Thursday, September 3, 2009

Poet Bloggers, or Why I Haven't Had Much To Say

There's an interesting discussion on the topic of poet bloggers going on over at Hayden's Ferry Review. Darren Morris wonders whether poet's blogs detract from readers' experiences of their work while Sandra Beasley notes that her creative life is on a "different plane" from her personal life, which is another way, I guess, of agreeing with Morris' assertion that we poets who blog hope readers will be able to "erect a partition" between our blogs and our poems.

Morris and Beasley make great points. However, it is the fear of what Morris articulates in his post, the TMI cloud, that has kept my blogging to a minimum over the past couple of months. Does anyone really need to know the details of my trip to Eastern Europe? Is there anything worthwhile that can be gleaned from my bitchy overanalysis of the 2-day chapbook rejection I just received?

Occasionally I have insightful things to say and occasionally I say them. Ideally, everything I write here would be considered, well-written, and a vibrant addition to the discourse surrounding contemporary poetry. Or a funny-as-hell send-up of the ridiculousness of contemporary poetry. Or something. Or not. Maybe, ideally, my most concerted writing effort would be spent on my poetry.

Beasley writes, "You’re not doing things right unless you’re getting on someone’s nerves. Unless you’re an anesthesiologist." It's a clever statement, but I have to take issue. Anyone who's ever taken in the flame sessions that pass for comments on Harriet is familiar with the effects of this approach to blogging. The definition of "right" is up for debate, of course, but the idea that a good argument = emotional disturbance is tied up in our American obsession with polemics and self-identification via ideas. That is, Love me, love my ideas. Hate my statements, hate my person. Which is dangerously close to Know the poet, know the poem and vice versa.
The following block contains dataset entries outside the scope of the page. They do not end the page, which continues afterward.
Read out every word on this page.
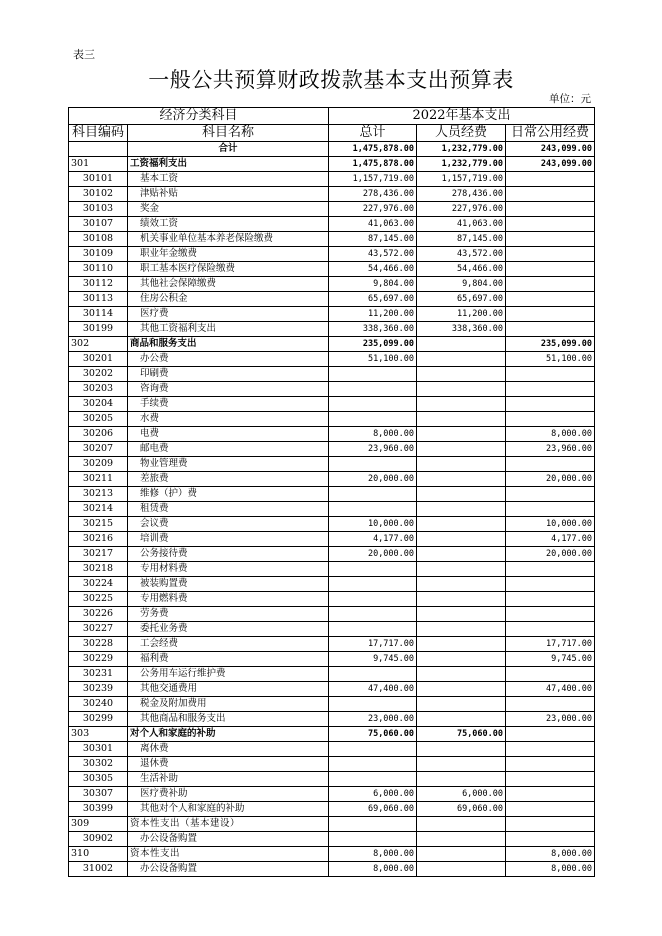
表三
一般公共预算财政拨款基本支出预算表
单位：元
经济分类科目		2022年基本支出		
科目编码	科目名称	总计	人员经费	日常公用经费
	合计	1,475,878.00	1,232,779.00	243,099.00
301	工资福利支出	1,475,878.00	1,232,779.00	243,099.00
30101	基本工资	1,157,719.00	1,157,719.00	
30102	津贴补贴	278,436.00	278,436.00	
30103	奖金	227,976.00	227,976.00	
30107	绩效工资	41,063.00	41,063.00	
30108	机关事业单位基本养老保险缴费	87,145.00	87,145.00	
30109	职业年金缴费	43,572.00	43,572.00	
30110	职工基本医疗保险缴费	54,466.00	54,466.00	
30112	其他社会保障缴费	9,804.00	9,804.00	
30113	住房公积金	65,697.00	65,697.00	
30114	医疗费	11,200.00	11,200.00	
30199	其他工资福利支出	338,360.00	338,360.00	
302	商品和服务支出	235,099.00		235,099.00
30201	办公费	51,100.00		51,100.00
30202	印刷费			
30203	咨询费			
30204	手续费			
30205	水费			
30206	电费	8,000.00		8,000.00
30207	邮电费	23,960.00		23,960.00
30209	物业管理费			
30211	差旅费	20,000.00		20,000.00
30213	维修（护）费			
30214	租赁费			
30215	会议费	10,000.00		10,000.00
30216	培训费	4,177.00		4,177.00
30217	公务接待费	20,000.00		20,000.00
30218	专用材料费			
30224	被装购置费			
30225	专用燃料费			
30226	劳务费			
30227	委托业务费			
30228	工会经费	17,717.00		17,717.00
30229	福利费	9,745.00		9,745.00
30231	公务用车运行维护费			
30239	其他交通费用	47,400.00		47,400.00
30240	税金及附加费用			
30299	其他商品和服务支出	23,000.00		23,000.00
303	对个人和家庭的补助	75,060.00	75,060.00	
30301	离休费			
30302	退休费			
30305	生活补助			
30307	医疗费补助	6,000.00	6,000.00	
30399	其他对个人和家庭的补助	69,060.00	69,060.00	
309	资本性支出（基本建设）			
30902	办公设备购置			
310	资本性支出	8,000.00		8,000.00
31002	办公设备购置	8,000.00		8,000.00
Anyhoo, I'm still grappling with it all. I will continue to grapple. I will continue to blog as I grapple. I will continue to write poems.


Emily said...

Ah yes. To blog or not to blog. A worthwhile grapple. Keep grappling, and I'll keep reading.

Brandon Shimoda said...

TB -- I'll have to go read the original discussion, but I wonder -- without having done so -- what D. Morris and S. Beasley might have to say about journals, letters, daybooks, etc. -- other diaristic media -- and whether or not they read them and, if so, if they see any correlation between those forms and today's blogs. In other words, would they also say that reading Kafka's diaries detracted from their experience of reading his fiction? Or that reading the correspondence between Elizabeth Bishop and Robert Lowell detracted from their experiences of their respective poems? Is it -- for them -- a matter of the immediacy of blogs, versus receiving the keystone writings of writers like Anais Nin or Virginia Woolf only after the fact of their creative work? But even this isn't true. Hmm ... I should have consulted D. Morris and S. Beasley themselves BEFORE writing my comment to you. As it is, it looks as though I have to consult a BLOG in order to do so. Well, see you later for chicken and biscuits -- B

Brandon Shimoda said...

Yikes. I just read D. Morris's post, and though there are some interesting questions raised -- (i.e. "what is the effect of this [blog] phenomenon on contemporary poetry?" -- despite any genuine attempt to think through the answers to that question -- -- -- the majority of it is profoundly narrow in its experience of POETRY, and yes, doesn't even begin to contextualize blogs within a larger history of such "autobiographical" writing. Its fairly difficult to read beyond his characterization of poet-bloggers as "super hip, insecure, admittedly fallible, often brilliant, and sometimes humble archangels of all things poetry" -- I would love for D. Morris to be specific here, lest his characterization ring (needlessly) as a base and isolated instance amplified into an actually accepted demography. I would also love to hear more about this assertion: "I firmly believe that poems gain power when their creators remove their fingerprints from them" -- which is not really within the same argumentative sphere as poems vs. autobiographical writing, but more so poems vs. poems -- different kinds, different poets. Is he saying that he prefers Ashbery to O'Hara? Or that he fundamentally agrees with the project of Language poetry? Or ... what the f**k is he saying? (Funny too how he raised the specter of Robert Lowell as an example of ... well .. of what?). Much to think about here, and thanks for pointing out this little opinion piece. I wonder -- will having read this piece by D. Morris detract from my experience of reading D. Morris's poems?